TOZAN KONUŞUNCA GÖREBİLİRİZ
Yani İmamoğlu’nun İstanbul Üniversitesi’ne, İşletme Fakültesi’ne başvuru formunda “Hakkında bilgi alınabilecek kişiler” listesinde birinci sırada referans olarak gösterdiği Özalp Tozan, Türkiye’den KKTC’ye oradan da İstanbul Üniversitesi’ne uzanan organize diploma yolsuzluğunun tam göbeğindeki bir isim. Tabela üniversitesi açıp yöneten de paraları toplayan da o. GAÜ’nin YÖK tarafından tanınmadığını, öğrencilerin yatay geçiş yapamayacağını bilen buna rağmen referans olan kendisi. En çarpıcı yönü ise İmamoğlu’nun referans gösterdiği şahıs olması bence.

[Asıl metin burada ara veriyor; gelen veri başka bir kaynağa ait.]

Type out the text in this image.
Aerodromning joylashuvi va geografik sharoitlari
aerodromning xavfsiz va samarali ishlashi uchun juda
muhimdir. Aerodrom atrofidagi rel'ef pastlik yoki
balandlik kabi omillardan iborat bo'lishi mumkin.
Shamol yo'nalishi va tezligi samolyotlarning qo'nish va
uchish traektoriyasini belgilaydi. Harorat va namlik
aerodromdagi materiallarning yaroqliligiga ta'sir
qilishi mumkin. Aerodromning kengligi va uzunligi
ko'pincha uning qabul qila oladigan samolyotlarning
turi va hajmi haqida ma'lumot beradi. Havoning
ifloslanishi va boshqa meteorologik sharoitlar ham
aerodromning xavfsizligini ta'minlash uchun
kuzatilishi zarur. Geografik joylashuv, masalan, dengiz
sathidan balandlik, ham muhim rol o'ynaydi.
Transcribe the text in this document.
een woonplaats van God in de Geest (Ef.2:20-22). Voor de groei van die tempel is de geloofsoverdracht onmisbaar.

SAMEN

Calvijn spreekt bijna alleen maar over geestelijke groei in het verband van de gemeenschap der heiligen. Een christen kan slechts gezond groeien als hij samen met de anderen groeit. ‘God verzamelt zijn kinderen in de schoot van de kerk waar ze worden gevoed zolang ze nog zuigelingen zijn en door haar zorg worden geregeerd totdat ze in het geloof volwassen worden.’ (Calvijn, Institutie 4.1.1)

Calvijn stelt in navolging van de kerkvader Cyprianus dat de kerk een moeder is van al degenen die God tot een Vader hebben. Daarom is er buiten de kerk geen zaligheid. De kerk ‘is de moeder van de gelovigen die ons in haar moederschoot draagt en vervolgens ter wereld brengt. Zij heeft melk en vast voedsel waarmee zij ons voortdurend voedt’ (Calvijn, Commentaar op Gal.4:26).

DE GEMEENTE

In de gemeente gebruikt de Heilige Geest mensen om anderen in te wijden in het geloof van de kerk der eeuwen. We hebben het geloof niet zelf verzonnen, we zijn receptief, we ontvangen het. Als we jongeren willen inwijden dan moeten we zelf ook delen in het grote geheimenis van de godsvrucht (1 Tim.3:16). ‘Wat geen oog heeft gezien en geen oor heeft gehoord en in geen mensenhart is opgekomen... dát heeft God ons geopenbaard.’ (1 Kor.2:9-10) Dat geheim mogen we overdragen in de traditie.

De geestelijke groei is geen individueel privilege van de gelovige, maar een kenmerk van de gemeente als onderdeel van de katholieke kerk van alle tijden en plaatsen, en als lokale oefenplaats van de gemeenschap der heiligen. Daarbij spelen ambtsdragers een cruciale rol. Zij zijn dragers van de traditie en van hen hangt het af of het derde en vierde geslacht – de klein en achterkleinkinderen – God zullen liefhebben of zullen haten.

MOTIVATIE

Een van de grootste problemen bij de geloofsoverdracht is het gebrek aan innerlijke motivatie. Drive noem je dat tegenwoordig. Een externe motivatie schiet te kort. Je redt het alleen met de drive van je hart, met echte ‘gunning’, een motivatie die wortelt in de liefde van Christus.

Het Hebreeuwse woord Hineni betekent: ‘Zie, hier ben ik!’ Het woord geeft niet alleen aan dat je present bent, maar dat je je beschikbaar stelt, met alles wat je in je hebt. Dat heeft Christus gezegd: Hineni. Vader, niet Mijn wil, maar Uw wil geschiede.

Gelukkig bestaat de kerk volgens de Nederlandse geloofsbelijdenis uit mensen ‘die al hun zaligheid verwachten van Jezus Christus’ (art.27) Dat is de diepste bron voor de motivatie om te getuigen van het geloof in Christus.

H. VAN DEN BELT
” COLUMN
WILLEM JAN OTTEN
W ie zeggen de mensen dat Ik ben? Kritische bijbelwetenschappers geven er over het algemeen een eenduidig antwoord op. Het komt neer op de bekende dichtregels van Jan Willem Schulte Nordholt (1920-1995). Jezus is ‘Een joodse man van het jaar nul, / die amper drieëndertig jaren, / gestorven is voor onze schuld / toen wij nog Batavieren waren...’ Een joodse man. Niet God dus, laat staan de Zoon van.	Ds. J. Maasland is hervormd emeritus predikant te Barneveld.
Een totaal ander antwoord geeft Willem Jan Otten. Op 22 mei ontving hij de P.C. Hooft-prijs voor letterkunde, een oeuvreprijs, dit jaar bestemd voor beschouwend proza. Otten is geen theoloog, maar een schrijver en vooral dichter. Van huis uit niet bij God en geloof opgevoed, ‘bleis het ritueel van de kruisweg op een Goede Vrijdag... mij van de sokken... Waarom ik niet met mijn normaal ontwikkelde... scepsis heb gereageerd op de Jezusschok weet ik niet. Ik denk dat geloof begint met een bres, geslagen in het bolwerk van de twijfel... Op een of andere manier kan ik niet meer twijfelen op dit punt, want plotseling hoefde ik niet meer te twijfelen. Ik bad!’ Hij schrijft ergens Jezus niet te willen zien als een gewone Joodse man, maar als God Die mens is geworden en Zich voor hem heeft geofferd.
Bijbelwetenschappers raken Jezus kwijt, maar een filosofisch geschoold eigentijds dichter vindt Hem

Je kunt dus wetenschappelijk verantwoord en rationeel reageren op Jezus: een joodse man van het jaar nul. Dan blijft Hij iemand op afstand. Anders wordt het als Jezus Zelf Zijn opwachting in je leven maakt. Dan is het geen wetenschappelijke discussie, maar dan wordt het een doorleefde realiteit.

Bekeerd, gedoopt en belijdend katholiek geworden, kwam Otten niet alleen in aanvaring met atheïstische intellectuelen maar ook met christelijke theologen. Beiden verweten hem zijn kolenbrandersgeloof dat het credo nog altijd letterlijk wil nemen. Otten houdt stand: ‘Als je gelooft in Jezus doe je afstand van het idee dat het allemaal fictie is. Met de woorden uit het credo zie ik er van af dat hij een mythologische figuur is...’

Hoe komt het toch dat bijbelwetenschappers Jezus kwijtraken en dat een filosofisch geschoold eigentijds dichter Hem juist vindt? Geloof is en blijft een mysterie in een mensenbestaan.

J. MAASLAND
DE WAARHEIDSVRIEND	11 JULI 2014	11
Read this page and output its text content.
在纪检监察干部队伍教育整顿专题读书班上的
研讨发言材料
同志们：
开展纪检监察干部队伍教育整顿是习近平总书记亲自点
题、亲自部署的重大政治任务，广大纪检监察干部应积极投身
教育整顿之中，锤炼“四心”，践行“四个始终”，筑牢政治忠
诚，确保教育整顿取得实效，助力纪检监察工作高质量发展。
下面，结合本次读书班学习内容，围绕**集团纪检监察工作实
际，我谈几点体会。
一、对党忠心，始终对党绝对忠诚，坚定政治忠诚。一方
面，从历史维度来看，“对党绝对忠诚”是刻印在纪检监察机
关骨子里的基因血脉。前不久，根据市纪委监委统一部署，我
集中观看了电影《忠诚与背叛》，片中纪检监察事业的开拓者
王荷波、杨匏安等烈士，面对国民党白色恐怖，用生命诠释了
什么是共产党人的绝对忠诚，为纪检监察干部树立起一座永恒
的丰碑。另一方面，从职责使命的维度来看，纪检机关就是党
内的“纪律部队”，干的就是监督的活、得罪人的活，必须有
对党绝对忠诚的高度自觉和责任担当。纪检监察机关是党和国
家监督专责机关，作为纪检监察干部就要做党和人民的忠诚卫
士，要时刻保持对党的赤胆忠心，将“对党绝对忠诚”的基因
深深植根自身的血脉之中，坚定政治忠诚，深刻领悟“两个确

Tozan, yatay geçiş yapmak isteyen İmamoğlu’nu “GAÜ’nin tanınmadığı ve geçiş yapamayacağı konusunda” uyarmadı mı? Uyardıysa kendi adının İmamoğlu tarafından referans olarak gösterilmesine neden göz yumdu? Soruşturmanın ilerleyen zamanlarında, dosyada adı olan Tozan konuştuğunda İmamoğlu ve diğerlerinin her şeyi bilerek ve planlayarak yaptıklarını görebiliriz. O zaman İmamoğlu’nun kahraman mı sahtekâr mı olduğunu ve yolculuğunun başladığı yerde biteceğini görebiliriz.